Depending on your puppy’s breed and coat type, regular grooming sessions may be on the cards. Here’s everything you need to know about preparing your puppy for a stress-free, professional grooming session.
Professional puppy grooming isn’t necessary for every dog breed, but many owners choose to book regular appointments to keep their puppy’s coat in the best condition possible. But before you book your puppy’s first appointment with a professional groomer, it’s important to carry out some basic training at home.
Which dogs need to see a groomer?
Some long-haired breeds like the Lhasa Apso can be prone to matted coats, which can be hard to keep on top of without expert help. Other breeds like Poodles and Bichon Frise can also benefit from regular coat trims. Even if your dog is short-haired, you might want to bring them to a groomer for an occasional bath and claw trim. But generally speaking, shorter-haired dogs are easier to take care of at home.
Before you visit the groomers
Before bringing your new puppy to the groomers, you’ll have some work to do at home. Get your dog used to a simple home grooming routine with plenty of positive reinforcement and brief, frequent training sessions.
You want your puppy to get used to their ears and paws being touched and massaged. You can then slowly introduce them to being brushed with a nice soft brush. Take this slowly and don’t brush too hard.
It’s easier to build positive emotions from scratch rather than go back and undo negative emotions. So don’t rush anything, and try to make the learning experience fun. Lots of treats will help with this! As your puppy gets used to the soft brush you can introduce other equipment like a fine-toothed comb or a grooming mitt.
Build up slowly
Don’t try to get your puppy ready for the groomer the day before their first appointment. Instead, break the steps up as much as possible, so you’re setting yourselves up for success.

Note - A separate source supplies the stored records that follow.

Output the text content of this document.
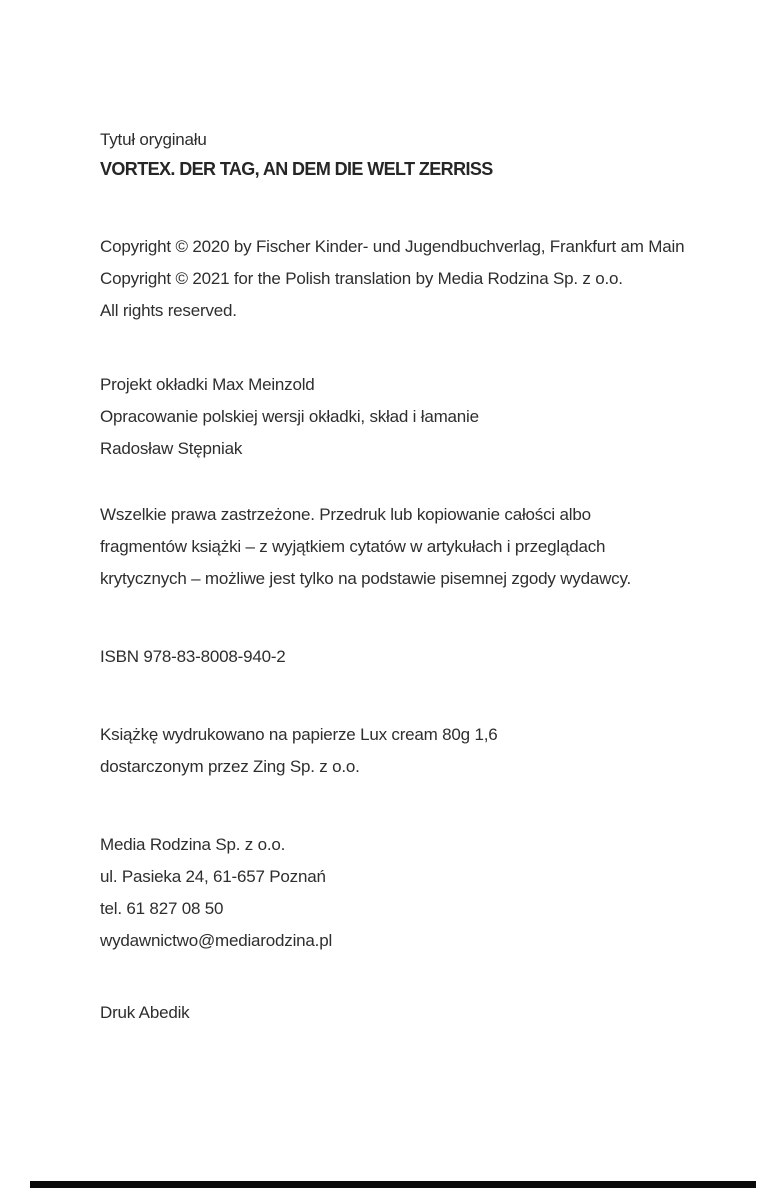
Tytuł oryginału
VORTEX. DER TAG, AN DEM DIE WELT ZERRISS
Copyright © 2020 by Fischer Kinder- und Jugendbuchverlag, Frankfurt am Main
Copyright © 2021 for the Polish translation by Media Rodzina Sp. z o.o.
All rights reserved.
Projekt okładki Max Meinzold
Opracowanie polskiej wersji okładki, skład i łamanie
Radosław Stępniak
Wszelkie prawa zastrzeżone. Przedruk lub kopiowanie całości albo
fragmentów książki – z wyjątkiem cytatów w artykułach i przeglądach
krytycznych – możliwe jest tylko na podstawie pisemnej zgody wydawcy.
ISBN 978-83-8008-940-2
Książkę wydrukowano na papierze Lux cream 80g 1,6
dostarczonym przez Zing Sp. z o.o.
Media Rodzina Sp. z o.o.
ul. Pasieka 24, 61-657 Poznań
tel. 61 827 08 50
wydawnictwo@mediarodzina.pl
Druk Abedik
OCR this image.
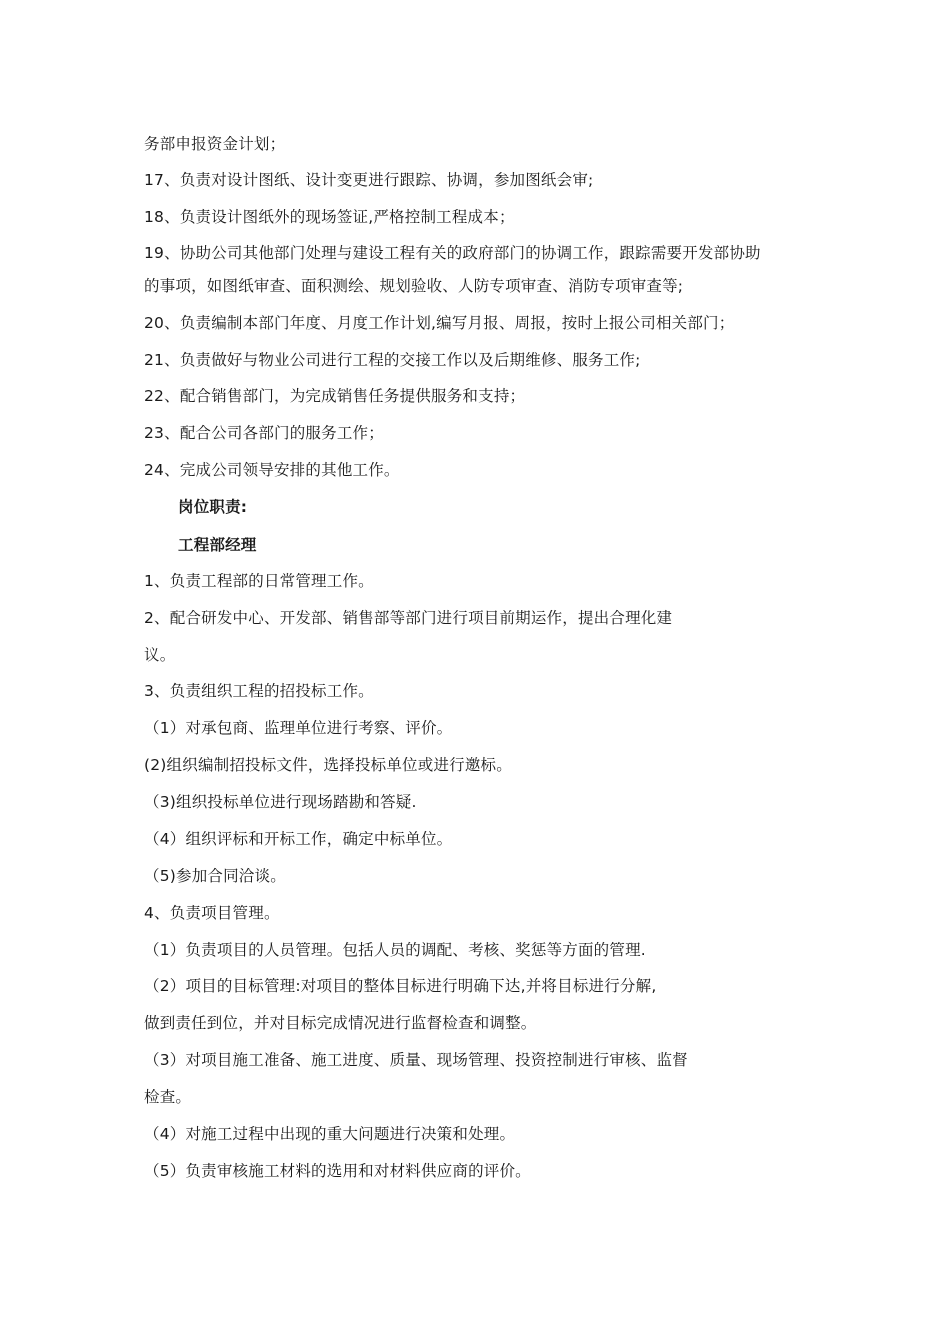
务部申报资金计划；
17、负责对设计图纸、设计变更进行跟踪、协调，参加图纸会审;
18、负责设计图纸外的现场签证,严格控制工程成本；
19、协助公司其他部门处理与建设工程有关的政府部门的协调工作，跟踪需要开发部协助
的事项，如图纸审查、面积测绘、规划验收、人防专项审查、消防专项审查等;
20、负责编制本部门年度、月度工作计划,编写月报、周报，按时上报公司相关部门；
21、负责做好与物业公司进行工程的交接工作以及后期维修、服务工作;
22、配合销售部门，为完成销售任务提供服务和支持；
23、配合公司各部门的服务工作；
24、完成公司领导安排的其他工作。
岗位职责:
工程部经理
1、负责工程部的日常管理工作。
2、配合研发中心、开发部、销售部等部门进行项目前期运作，提出合理化建
议。
3、负责组织工程的招投标工作。
（1）对承包商、监理单位进行考察、评价。
(2)组织编制招投标文件，选择投标单位或进行邀标。
（3)组织投标单位进行现场踏勘和答疑.
（4）组织评标和开标工作，确定中标单位。
（5)参加合同洽谈。
4、负责项目管理。
（1）负责项目的人员管理。包括人员的调配、考核、奖惩等方面的管理.
（2）项目的目标管理:对项目的整体目标进行明确下达,并将目标进行分解,
做到责任到位，并对目标完成情况进行监督检查和调整。
（3）对项目施工准备、施工进度、质量、现场管理、投资控制进行审核、监督
检查。
（4）对施工过程中出现的重大问题进行决策和处理。
（5）负责审核施工材料的选用和对材料供应商的评价。
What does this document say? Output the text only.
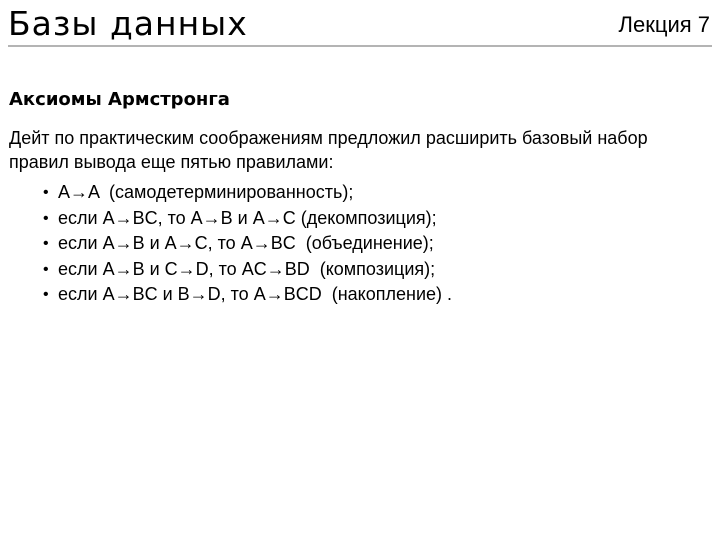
Базы данных	Лекция 7
Аксиомы Армстронга

Дейт по практическим соображениям предложил расширить базовый набор правил вывода еще пятью правилами:

• A→A  (самодетерминированность);
• если A→BC, то A→B и A→C (декомпозиция);
• если A→B и A→C, то A→BC  (объединение);
• если A→B и C→D, то AC→BD  (композиция);
• если A→BC и B→D, то A→BCD  (накопление) .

For example, you might just touch your puppy with a brush and give them a treat on day one. On another day, you might brush them for a few seconds and eventually build up to several minutes. You’ll be taking plenty of pauses and keeping sessions brief and playful. Focus on emotionally preparing your puppy rather than brushing them to perfection.
Don’t make it harder than it needs to be
Your puppy is a bundle of energy. As cute as that is, it can make staying still for more than a second quite challenging! So don’t hesitate to take your puppy for a walk before you try to groom them. Remember to always let them burn off some energy and relieve themselves before taking them to see the groomer. Bear in mind that some dogs are more sensitive around their paws and ears when cold. So you might not want to train a young puppy outside on a frosty morning.
What age should a puppy be groomed?
It’s best to start taking your puppy to see a groomer from around 16 weeks, so they get used to the experience early on in life. You need to ensure they are fully vaccinated first because many other dogs will pass in and out of the grooming facility.
Depending on your puppy’s breed, some may need more regular grooming sessions than others. Long-haired dogs need to be brushed at home every day, and you might take them to a professional every six to eight weeks.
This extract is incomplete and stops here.